C’est seulement en Guinée que la mort d’un grand homme comme Djibril Tamsir Niane, peut passer, inaperçue. Partout ailleurs, les autorités (le président de la République, le premier ou au moins, le ministre de la Culture) auraient publié une déclaration officielle et décrété deux, trois voire cinq jours de deuil national.
Que voulez-vous, l’Etat barbare qui est le nôtre a toujours nourri pour ses élites une haine féroce et irrationnelle que l’arrivée de celui que l’on dit professeur n’a pas fléchie, bien au contraire ! C’est simple, à part l’Avenue Diallo Telli, aucune de nos rues, aucun de nos édifices ne porte le nom d’un de nos intellectuels (très nombreux et de réputation internationale pourtant !)
Si la gestion de notre économie est un échec, la gestion de notre mémoire collective, elle est une véritable catastrophe. Au point qu’on est obligé de prendre la plume pour dire aux nouvelles générations qui est Djibril Tamsir Niane.
Avec Joseph Ki-Zerbo, ce grand historien est considéré à juste titre comme l’Hérodote de l’Afrique contemporaine. Avec son célèbre livre, Soundiata, l’Epopée mandingue, il a posé la première pierre de l’édifice qui abrite aujourd’hui la mémoire du continent. Mais ce n’est pas que pour cela qu’il est inoubliable. Dès la fin de ses études en 1959, il a rejoint son pays nouvellement indépendant pour lui offrir ses talents de chercheur et de pédagogue.
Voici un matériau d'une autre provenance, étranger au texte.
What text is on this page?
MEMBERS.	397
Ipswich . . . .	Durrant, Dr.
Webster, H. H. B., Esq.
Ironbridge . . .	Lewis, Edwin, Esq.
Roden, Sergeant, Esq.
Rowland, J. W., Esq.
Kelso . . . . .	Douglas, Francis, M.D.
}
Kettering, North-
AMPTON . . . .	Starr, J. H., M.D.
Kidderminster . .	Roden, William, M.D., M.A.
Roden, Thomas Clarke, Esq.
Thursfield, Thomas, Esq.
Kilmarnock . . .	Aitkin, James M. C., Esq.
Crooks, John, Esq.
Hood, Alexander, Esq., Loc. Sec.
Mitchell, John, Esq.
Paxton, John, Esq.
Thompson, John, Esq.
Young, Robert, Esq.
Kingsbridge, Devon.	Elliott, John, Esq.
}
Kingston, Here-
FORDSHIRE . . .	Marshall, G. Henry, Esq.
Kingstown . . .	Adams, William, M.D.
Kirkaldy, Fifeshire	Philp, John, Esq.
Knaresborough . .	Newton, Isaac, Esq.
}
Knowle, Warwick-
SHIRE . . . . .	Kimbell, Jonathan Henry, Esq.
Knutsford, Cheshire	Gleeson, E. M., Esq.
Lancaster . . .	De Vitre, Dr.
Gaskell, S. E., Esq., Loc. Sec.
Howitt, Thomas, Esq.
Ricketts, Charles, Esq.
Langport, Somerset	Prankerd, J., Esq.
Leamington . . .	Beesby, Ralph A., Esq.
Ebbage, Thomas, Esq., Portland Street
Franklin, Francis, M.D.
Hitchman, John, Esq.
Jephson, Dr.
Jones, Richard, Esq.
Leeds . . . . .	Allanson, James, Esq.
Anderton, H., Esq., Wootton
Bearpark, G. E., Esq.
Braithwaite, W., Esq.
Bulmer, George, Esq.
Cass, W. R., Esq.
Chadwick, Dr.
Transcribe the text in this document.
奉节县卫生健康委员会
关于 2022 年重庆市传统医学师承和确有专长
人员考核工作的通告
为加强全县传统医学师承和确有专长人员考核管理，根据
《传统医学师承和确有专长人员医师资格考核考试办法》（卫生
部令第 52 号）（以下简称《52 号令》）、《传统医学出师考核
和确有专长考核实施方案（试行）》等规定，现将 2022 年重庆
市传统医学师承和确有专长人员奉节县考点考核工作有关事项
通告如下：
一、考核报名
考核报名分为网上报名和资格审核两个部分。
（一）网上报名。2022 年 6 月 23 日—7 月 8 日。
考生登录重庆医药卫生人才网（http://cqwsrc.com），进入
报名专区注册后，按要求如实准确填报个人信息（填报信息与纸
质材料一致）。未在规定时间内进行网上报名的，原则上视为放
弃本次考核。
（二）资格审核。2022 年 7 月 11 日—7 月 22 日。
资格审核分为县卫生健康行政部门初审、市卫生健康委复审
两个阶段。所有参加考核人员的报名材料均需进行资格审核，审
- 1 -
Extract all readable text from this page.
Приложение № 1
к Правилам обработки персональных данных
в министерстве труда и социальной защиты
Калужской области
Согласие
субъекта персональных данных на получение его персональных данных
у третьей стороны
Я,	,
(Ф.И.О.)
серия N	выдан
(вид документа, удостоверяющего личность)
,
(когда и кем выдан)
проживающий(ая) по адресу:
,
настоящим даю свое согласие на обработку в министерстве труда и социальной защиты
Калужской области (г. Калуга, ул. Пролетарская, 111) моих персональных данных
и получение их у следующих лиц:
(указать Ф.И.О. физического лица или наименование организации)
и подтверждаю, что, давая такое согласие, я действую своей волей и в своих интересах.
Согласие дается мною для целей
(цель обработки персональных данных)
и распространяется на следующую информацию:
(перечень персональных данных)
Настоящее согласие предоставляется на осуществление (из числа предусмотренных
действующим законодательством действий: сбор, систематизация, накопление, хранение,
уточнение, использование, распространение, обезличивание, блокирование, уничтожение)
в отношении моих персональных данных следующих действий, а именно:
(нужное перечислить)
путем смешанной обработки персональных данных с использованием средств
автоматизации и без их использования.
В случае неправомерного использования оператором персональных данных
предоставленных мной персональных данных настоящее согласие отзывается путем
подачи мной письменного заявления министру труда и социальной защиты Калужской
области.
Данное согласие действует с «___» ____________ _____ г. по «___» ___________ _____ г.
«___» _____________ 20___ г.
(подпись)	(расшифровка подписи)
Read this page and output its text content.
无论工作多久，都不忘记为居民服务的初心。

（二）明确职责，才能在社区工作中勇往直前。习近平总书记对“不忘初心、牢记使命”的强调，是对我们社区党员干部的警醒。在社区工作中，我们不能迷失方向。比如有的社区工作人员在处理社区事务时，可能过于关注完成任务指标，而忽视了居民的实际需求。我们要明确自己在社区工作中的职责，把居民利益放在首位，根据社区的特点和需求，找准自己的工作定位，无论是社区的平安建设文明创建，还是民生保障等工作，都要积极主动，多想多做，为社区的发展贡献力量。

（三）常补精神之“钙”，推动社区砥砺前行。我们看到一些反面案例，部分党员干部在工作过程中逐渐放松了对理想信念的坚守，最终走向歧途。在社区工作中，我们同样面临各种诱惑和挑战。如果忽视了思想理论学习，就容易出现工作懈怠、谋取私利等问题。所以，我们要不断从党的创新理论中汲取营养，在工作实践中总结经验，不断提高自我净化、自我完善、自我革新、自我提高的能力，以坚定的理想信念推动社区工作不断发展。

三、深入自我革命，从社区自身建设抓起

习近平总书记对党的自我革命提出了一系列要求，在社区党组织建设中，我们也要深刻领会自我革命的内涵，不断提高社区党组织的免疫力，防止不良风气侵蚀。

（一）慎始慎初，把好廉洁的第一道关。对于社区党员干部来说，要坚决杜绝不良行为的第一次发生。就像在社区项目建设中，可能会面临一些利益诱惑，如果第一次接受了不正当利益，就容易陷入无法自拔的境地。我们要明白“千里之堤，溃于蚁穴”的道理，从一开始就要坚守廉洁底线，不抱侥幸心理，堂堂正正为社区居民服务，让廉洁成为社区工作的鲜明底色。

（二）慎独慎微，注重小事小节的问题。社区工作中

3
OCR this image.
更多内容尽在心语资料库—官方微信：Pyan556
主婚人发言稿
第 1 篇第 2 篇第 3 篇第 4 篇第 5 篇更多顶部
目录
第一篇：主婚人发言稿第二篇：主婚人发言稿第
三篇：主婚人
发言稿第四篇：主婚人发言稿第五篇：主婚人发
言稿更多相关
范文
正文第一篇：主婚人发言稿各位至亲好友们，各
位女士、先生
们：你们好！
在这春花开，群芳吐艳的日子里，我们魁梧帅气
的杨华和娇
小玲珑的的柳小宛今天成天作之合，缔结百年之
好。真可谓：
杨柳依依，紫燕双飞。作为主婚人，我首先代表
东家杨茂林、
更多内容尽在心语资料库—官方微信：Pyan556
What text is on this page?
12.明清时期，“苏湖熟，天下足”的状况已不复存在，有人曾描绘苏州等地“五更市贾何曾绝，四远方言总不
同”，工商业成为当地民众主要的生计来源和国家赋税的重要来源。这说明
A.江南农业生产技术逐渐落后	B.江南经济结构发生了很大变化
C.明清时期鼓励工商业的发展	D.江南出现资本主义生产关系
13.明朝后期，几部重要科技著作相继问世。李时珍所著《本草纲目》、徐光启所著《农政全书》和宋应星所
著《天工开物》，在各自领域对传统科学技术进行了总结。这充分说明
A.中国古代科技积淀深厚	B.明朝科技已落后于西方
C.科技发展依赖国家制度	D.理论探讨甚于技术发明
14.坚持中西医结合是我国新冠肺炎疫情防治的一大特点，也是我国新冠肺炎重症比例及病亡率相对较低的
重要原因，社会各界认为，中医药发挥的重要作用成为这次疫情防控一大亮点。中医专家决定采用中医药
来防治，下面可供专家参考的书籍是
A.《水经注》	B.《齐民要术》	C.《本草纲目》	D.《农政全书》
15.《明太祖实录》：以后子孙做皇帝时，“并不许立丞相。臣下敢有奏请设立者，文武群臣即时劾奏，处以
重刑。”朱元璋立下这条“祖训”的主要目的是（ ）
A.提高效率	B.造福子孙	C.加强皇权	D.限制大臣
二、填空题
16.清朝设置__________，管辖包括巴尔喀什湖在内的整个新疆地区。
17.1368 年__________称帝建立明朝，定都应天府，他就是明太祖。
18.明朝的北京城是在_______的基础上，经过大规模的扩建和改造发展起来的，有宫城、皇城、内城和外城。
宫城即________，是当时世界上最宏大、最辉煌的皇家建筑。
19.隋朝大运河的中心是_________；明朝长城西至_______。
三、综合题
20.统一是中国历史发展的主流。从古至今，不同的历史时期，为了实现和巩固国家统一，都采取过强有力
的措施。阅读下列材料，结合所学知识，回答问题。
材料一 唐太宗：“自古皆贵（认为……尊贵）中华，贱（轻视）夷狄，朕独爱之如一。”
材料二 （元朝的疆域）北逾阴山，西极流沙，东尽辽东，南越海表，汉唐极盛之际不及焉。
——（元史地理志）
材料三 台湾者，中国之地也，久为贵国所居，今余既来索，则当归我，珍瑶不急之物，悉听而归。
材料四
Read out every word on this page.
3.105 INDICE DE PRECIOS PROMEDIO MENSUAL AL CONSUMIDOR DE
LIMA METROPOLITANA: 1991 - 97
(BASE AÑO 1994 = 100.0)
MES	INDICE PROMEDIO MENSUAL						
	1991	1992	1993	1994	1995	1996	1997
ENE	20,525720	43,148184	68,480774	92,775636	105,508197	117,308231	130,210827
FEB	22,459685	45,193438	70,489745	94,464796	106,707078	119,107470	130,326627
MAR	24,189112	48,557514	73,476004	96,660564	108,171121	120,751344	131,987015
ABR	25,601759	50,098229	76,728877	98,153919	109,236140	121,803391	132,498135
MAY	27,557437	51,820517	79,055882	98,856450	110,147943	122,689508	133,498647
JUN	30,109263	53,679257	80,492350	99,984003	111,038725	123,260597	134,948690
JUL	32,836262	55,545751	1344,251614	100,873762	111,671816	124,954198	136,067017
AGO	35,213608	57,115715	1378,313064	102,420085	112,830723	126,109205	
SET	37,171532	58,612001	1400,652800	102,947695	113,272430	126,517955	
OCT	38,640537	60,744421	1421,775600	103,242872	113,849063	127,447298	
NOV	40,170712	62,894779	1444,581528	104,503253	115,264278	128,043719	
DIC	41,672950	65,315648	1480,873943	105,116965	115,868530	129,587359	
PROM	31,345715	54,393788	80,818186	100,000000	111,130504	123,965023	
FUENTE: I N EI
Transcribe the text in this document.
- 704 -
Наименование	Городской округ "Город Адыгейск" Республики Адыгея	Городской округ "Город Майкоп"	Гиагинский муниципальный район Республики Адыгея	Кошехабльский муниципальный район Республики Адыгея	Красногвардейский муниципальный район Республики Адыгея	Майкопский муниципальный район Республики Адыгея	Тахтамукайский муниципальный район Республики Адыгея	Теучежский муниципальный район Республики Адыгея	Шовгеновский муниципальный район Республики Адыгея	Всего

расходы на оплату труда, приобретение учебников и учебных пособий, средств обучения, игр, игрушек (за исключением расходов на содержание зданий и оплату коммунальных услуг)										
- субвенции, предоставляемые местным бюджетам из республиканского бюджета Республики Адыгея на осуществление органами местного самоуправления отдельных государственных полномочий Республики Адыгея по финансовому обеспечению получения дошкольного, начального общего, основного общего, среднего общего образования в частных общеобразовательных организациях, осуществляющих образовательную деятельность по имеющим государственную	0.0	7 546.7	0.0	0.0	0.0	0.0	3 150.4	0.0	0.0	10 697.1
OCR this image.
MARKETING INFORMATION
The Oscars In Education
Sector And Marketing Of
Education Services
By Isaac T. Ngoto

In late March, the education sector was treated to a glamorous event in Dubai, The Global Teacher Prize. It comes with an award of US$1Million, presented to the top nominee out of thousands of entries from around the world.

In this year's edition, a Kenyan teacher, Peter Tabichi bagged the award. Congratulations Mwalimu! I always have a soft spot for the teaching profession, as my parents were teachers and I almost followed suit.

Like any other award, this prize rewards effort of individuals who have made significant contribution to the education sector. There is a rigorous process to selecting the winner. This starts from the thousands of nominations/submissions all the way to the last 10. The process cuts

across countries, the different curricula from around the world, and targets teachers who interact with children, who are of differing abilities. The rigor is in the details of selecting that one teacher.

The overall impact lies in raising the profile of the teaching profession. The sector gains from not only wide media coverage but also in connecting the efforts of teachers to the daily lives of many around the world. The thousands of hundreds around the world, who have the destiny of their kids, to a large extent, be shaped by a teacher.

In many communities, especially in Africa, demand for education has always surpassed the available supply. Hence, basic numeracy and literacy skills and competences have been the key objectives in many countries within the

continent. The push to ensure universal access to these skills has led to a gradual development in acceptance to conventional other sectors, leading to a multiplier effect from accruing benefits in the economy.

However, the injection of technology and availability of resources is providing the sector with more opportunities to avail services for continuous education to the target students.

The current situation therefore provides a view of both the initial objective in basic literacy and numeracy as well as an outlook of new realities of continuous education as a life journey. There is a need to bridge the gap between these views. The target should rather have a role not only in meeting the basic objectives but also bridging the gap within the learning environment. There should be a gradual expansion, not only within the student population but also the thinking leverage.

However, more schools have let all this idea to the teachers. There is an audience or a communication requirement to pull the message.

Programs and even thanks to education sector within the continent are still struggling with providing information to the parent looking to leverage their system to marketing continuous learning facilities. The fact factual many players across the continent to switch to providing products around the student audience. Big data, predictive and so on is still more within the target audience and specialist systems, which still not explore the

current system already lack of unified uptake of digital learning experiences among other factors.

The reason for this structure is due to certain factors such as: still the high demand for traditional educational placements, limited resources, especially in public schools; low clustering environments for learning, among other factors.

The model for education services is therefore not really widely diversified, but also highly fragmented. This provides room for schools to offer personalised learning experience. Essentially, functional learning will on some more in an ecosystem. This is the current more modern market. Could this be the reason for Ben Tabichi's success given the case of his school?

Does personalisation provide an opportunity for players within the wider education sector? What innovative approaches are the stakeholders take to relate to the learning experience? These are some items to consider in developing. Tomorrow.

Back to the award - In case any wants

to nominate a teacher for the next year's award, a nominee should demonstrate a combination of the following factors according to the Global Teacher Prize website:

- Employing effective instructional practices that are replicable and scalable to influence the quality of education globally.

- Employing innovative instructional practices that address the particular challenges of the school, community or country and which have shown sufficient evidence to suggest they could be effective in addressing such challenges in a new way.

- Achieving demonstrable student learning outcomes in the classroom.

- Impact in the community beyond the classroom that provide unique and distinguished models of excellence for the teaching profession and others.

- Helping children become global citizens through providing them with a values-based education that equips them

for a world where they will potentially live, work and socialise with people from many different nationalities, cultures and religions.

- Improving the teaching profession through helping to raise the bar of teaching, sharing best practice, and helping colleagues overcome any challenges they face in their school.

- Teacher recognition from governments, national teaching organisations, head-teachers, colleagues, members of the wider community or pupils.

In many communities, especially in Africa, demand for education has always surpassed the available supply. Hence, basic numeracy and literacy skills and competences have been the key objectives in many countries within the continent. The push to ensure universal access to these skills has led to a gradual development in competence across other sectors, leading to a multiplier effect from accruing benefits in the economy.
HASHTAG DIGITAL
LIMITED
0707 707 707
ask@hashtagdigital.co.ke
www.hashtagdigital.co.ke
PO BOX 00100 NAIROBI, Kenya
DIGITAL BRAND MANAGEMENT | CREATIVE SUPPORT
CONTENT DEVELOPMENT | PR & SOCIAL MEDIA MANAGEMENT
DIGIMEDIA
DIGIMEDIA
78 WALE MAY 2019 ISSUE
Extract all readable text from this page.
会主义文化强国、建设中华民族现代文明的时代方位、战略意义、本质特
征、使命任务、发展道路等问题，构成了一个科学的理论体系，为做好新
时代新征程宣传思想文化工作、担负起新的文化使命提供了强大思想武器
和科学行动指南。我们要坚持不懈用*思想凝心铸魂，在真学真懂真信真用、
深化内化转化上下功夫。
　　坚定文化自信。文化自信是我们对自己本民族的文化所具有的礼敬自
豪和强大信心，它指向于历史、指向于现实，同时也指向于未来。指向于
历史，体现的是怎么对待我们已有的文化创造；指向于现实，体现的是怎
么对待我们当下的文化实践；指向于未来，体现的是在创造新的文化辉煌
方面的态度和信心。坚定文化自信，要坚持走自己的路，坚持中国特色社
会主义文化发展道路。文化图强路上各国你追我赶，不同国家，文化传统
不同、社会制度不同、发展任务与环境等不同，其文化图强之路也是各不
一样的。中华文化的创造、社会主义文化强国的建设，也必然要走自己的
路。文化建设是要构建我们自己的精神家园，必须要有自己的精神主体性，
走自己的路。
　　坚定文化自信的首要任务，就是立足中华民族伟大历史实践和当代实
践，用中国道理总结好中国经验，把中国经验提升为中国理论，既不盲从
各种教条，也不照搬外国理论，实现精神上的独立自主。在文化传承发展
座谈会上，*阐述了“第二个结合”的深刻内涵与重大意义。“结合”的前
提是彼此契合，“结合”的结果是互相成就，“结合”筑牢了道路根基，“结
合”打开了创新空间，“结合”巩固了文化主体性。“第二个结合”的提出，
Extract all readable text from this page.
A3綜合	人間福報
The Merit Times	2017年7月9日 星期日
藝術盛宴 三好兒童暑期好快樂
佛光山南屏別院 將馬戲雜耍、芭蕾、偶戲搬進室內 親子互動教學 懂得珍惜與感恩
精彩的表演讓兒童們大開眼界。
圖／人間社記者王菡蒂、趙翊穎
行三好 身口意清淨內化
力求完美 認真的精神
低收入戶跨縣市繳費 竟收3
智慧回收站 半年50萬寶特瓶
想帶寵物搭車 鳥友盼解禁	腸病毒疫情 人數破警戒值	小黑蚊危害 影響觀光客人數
Il fut le premier proviseur noir de la Guinée, notre proviseur à nous tous : à moi, à William Sassine, à Saîdou Bokoum, à Ahmed Tidjane Cissé et à bien d’autres. Fortement associé à la fameuse grève de 1961, il figure avec ses compagnons, Koumandian Keïta, Bah Ibrahima Kaba, Bah Montaga etc. parmi les tous premiers prisonniers politiques du pays. A sa sortie du Camp Alpha Yaya (le camp Boiro n’existait pas encore) il se remit aussitôt à sa passion de toujours : l’exploration, l’exploitation et la conservation de la mémoire africaine.
Devenu doyen de la Faculté des Sciences Sociales de l’Institut Polytechnique, il ne cessera de sillonner le pays avec ses étudiants pour localiser les sites historiques, faire parler les griots et les vieillards, les manuscrits et les pierres. C’est ainsi qu’en 1966, en collaboration avec des archéologues polonais, il découvrit les ruines de Guémé Sangan, l’ancien capitale des Tenguéla dans l’actuelle préfecture de Télimélé.
A la fin, il avait gravé sur bandes magnétiques des milliers de témoignages oraux couvrant toutes les périodes de notre histoire. En 1968 ou 69, ol avait d’ailleurs organisé une grande et belle exposition à la Permanence de Conakry II. Je me souviens que j’avais passé une semaine à la visiter et à m’instruire sur des sujets aussi passionnants que Soundjata Keïta, Karamoko Alpha, Zegbéla Toga, Samory, Alpha Yaya, Dinah Saliou, Bôcar Biro, Dianké Wali et autres figures illustres de notre Histoire. Sachant ce que valent les archives chez nous, je n’ose demander ce que sont devenues ces précieuses bandes magnétiques, ce trésor irremplaçable de notre mémoire collective.
J’avais avec mon ancien proviseur des relations quasi-filiales. Il m’a beaucoup guidé dans la construction de mon roman Peuls et c’est lui qui m’a suggéré d’écrire Le roi de Kahel, le roman qui m’a valu le Prix Renaudot.